The dish is a visual spectacle, and it is redolent of how our ancient brethren would pull meat out of the fire to sustain themselves–just one of the many ways which mankind found ways to cook meat, fish and even grains.
While fire is the most important element of cooking, it isn’t the only heat source which populations around the world cook with. In the frosty climates of Iceland, Vikings have been harnessing hot springs to slow cook and tenderize meat and bake bread, while the sun-drenched outback of Australia saw Aboriginal communities cooking bread in the heat of ashes.

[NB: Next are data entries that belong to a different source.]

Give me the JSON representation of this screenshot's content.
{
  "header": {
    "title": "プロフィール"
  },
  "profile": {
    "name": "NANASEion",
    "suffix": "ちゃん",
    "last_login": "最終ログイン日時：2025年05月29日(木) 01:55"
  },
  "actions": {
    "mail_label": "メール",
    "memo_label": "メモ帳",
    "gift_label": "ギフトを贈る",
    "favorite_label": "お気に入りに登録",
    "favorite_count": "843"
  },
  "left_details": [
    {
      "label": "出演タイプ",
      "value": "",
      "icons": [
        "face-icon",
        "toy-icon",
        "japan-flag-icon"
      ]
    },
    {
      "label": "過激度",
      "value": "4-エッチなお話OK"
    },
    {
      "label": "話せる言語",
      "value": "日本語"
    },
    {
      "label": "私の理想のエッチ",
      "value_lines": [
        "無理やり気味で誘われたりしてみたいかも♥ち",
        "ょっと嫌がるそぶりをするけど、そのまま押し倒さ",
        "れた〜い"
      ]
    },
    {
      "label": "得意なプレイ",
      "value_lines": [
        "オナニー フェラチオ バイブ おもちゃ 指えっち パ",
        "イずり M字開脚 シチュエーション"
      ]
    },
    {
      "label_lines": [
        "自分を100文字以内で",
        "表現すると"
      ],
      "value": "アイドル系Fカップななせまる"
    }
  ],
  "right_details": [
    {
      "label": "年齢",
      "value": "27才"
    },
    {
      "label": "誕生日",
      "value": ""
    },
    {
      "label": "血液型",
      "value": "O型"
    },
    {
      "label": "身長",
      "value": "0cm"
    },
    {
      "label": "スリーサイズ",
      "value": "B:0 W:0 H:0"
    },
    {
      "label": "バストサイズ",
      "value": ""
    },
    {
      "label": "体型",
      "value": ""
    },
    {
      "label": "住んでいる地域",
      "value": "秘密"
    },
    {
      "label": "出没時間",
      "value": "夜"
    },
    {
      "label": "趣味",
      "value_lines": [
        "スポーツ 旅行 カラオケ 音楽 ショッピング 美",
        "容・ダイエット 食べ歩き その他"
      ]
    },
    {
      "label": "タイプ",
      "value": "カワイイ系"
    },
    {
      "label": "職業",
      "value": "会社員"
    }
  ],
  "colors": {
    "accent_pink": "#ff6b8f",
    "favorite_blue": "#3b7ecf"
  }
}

Many of these techniques are still in use today, either preserved by the people who’ve been using them for centuries, or morphed into new techniques with the help of modern technology. Either way, we pay homage to the beginnings of cooking and take a look at four ways which kept our ancestors fed.
Hot Spring Cooking
Cooking using natural geothermal heat via hot springs has been done in frosty Iceland since at least the Middle Ages. Gentler than a wood-fired grill, the heat is often used for making rye bread sweetened with molasses. A mix is poured into a cauldron and then covered before being buried next to the hot spring; it’s then allowed to steam in its own moisture for 24 hours. The result is a moist, crumbly bread with the texture of cake. This technique is still in use today, except of course the bread is buried in baking containers, not cauldrons.
Earth Ovens
If there’s one cooking method that unites ancient humanity, it’s the earth ovens found in cultures as diverse as New Zealand’s Maoris to the Arabian peninsula’s Bedouins. The structure is rudimentary: a hole in the ground is used to trap heat. In fact, this technique was so common that it’s one of the first signs of settlements that archaeologists look for when searching for hints of early human civilization. Some food historians theorize that earth ovens evolved into permanent structures often made out of clay as nomadic tribes settled into locations, forming the tandoor oven in the North India, Central Asia and parts of the Middle East.
For tens and thousands of years, the Aboriginals of Australia have been baking bread out of foraged and hand milled grains in hot ashes. Here, the dough is buried in the black and gray cinders until it’s ready; once cooked, the ash is simply brushed away. The key is in using wood varieties like wattle, so to not leave an unsavory flavor. Eating bits of ash might sound outlandish, per se, but pause and consider how even modern day chefs are burning ingredients and reducing it to ash as a way to introduce charred depths.
Heating stones in a hearth and then transferring them into a pot of water has been around for at least 4,000 years, around the advent of livestock agriculture. It’s a gentler source of heat as compared to cooking over a direct fire leading to some historians to theorize that it was how soups and stews were invented. While the technique might sound fairly simple, finding stones that conduct heat well and don’t crack at high temperatures is fairly difficult.